効果を高めるためには、考えていることや感じていることをありのまま伝えることが基本となります。
ここでは、カウンセリングの効果的な受け方を解説するとともにカウンセラーの選び方などを紹介しています。
これらの点が気になる方は、参考にしてください。
目次
1.そもそもカウンセリングとは?2.カウンセリングに期待できる効果
3.カウンセリングの効果的な受け方
4.カウンセラーを選ぶ際のポイント
5.辛いときはカウンセリングを受けましょう
そもそもカウンセリングとは?
カウンセリングは、専門的な知識・技能を用いて、対話を通してクライエントの自己理解や意思決定を援助する治療です。厚生労働省は次のように定義しています。

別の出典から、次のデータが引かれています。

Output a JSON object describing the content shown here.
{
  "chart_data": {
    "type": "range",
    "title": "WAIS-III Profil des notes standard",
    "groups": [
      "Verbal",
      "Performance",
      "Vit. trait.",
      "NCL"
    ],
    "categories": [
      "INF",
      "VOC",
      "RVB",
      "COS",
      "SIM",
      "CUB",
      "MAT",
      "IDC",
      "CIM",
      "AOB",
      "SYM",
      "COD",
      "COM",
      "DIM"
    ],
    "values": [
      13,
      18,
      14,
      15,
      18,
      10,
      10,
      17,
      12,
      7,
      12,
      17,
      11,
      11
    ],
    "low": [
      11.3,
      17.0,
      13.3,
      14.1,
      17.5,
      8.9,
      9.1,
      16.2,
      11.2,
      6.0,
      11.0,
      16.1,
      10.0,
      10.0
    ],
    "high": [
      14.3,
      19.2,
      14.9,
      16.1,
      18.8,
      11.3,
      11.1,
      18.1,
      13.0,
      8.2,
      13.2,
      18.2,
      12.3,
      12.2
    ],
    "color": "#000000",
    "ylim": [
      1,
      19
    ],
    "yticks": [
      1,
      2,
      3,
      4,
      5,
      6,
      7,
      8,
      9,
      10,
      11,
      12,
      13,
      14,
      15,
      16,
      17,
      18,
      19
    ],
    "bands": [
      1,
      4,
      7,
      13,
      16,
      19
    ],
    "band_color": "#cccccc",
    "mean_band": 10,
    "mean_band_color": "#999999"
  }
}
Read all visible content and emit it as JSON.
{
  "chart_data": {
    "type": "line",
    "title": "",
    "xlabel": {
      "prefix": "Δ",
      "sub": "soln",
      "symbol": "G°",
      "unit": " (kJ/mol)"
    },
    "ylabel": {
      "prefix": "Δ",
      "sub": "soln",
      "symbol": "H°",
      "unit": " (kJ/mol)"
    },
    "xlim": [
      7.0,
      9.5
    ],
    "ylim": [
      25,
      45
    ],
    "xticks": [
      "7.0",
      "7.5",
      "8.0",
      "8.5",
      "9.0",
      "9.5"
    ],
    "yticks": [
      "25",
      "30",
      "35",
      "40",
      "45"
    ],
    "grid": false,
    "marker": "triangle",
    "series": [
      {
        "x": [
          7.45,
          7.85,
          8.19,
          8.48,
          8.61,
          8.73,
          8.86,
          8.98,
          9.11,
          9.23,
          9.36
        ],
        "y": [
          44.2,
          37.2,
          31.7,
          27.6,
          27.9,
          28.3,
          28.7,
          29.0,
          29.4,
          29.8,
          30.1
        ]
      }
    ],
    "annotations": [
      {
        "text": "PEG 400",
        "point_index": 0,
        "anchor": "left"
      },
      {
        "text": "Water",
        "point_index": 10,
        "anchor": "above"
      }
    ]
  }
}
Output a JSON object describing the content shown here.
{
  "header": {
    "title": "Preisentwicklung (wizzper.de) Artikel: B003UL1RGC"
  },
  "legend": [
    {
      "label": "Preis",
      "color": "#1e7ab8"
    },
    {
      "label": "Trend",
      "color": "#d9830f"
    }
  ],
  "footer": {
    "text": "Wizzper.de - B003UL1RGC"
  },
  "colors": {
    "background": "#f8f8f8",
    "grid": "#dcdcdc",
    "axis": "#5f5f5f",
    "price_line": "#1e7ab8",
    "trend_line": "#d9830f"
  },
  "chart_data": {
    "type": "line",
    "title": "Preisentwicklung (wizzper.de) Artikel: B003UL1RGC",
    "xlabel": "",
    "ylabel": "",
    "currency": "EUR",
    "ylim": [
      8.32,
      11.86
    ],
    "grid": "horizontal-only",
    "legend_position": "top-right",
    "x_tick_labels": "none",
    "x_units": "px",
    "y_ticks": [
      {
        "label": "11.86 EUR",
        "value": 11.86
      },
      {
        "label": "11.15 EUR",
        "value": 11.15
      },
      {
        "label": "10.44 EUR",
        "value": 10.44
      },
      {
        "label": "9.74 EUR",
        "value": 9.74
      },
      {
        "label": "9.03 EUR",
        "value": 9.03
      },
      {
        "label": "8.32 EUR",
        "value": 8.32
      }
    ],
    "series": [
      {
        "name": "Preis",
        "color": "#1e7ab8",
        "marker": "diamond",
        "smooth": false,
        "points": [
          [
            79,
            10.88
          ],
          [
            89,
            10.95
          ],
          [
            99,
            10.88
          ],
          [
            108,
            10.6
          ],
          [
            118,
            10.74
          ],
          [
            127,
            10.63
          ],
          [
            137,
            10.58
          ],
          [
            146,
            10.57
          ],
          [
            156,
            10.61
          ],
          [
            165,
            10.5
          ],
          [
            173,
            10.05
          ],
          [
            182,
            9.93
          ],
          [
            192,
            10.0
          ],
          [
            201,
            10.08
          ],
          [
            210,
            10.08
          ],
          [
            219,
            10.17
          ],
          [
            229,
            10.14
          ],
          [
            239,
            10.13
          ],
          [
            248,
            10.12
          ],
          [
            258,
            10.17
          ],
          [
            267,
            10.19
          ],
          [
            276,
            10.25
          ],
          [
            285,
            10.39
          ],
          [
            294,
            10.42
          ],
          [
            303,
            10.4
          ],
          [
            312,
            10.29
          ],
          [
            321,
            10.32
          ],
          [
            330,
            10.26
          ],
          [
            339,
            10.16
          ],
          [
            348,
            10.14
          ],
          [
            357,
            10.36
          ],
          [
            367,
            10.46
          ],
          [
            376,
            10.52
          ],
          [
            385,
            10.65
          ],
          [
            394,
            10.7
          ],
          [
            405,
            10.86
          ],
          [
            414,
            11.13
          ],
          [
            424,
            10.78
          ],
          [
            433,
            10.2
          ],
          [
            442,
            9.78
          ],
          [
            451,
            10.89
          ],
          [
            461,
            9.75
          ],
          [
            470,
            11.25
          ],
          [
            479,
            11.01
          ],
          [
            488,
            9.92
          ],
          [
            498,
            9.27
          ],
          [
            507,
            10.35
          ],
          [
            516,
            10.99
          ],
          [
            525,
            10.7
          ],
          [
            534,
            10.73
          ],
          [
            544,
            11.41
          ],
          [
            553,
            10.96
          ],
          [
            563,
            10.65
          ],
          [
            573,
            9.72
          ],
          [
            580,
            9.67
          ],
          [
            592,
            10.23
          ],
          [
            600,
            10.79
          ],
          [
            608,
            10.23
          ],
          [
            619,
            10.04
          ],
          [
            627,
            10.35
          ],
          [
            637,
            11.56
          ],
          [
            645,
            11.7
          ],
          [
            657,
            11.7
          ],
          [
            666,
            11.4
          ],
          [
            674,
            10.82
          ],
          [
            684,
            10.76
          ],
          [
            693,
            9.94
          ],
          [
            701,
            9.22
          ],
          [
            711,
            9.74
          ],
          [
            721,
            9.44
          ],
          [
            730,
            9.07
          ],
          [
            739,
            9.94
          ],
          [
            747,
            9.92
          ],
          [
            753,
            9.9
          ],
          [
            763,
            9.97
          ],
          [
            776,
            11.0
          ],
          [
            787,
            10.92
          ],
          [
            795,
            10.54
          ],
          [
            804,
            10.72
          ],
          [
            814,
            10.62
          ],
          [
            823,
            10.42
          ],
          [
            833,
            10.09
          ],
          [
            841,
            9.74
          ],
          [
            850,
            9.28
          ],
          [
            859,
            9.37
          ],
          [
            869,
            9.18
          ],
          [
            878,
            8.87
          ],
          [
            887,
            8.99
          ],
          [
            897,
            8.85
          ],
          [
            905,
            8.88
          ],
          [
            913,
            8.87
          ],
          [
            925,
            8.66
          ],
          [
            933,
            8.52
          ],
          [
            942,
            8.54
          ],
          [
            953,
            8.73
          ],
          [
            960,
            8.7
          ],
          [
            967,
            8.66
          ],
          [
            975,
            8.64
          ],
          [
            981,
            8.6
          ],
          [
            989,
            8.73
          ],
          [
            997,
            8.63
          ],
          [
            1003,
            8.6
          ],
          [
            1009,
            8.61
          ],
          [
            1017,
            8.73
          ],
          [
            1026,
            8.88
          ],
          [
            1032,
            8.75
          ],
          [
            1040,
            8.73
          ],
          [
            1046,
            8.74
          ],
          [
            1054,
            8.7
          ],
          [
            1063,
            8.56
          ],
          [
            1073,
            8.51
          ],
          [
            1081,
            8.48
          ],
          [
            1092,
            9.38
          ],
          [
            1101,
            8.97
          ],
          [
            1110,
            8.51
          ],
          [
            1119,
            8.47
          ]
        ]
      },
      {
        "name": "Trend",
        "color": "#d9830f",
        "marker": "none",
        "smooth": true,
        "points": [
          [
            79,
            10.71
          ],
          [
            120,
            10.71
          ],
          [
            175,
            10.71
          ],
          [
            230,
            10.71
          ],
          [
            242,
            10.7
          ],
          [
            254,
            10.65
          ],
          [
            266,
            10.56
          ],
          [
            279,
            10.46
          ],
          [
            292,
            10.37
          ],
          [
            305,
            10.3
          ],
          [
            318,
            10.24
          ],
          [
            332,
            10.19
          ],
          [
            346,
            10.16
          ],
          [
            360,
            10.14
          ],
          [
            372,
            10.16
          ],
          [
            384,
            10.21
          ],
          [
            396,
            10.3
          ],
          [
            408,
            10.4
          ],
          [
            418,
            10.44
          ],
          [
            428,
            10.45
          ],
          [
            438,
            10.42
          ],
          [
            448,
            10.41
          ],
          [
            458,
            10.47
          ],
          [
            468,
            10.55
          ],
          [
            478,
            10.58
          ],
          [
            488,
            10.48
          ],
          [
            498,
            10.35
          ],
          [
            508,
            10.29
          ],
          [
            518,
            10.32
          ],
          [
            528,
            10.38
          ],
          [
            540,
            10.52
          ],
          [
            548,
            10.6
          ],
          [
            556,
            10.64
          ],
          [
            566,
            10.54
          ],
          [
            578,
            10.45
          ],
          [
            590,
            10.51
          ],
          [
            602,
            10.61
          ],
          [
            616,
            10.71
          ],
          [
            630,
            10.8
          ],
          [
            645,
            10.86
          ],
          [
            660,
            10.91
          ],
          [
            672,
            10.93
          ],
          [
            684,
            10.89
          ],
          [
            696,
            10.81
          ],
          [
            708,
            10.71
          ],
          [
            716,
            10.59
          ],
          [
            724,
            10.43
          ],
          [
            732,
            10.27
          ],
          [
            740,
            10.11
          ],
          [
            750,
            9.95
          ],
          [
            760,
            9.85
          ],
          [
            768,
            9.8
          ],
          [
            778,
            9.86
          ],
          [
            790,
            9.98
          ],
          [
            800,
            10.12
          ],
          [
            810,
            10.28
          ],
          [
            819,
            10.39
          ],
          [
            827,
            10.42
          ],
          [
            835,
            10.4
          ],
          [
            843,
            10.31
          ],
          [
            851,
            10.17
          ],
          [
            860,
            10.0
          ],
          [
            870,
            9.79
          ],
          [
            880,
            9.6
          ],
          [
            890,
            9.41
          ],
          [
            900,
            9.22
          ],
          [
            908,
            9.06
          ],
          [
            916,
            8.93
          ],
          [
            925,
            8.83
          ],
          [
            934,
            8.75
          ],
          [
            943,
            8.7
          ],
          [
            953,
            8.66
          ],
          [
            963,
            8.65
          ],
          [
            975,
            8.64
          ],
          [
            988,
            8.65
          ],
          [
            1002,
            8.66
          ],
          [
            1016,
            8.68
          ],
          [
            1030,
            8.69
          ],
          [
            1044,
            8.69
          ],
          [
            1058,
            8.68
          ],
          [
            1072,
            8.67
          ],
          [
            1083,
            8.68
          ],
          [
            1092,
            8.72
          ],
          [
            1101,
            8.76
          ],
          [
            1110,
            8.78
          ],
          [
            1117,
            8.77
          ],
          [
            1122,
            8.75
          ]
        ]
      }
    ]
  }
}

主に心理の専門家がクライエントや患者の話を傾聴したり受容したりしながら、クライエントや患者の心情や状況の理解に努めることによって、主体的に問題の解決を行っていけるようにサポートすることを指します。
引用:厚生労働省「カウンセリング/心理療法」
専門家との対話を通じて、クライエントの悩みの解決や自己受容・自己変容を促す治療といえます。
具体的に、どのような場所で受けることができ、どの程度の費用がかかるのでしょうか。
受けられる場所
カウンセリングは、さまざまな場所で受けることができます。
主な相談機関は以下のとおりです。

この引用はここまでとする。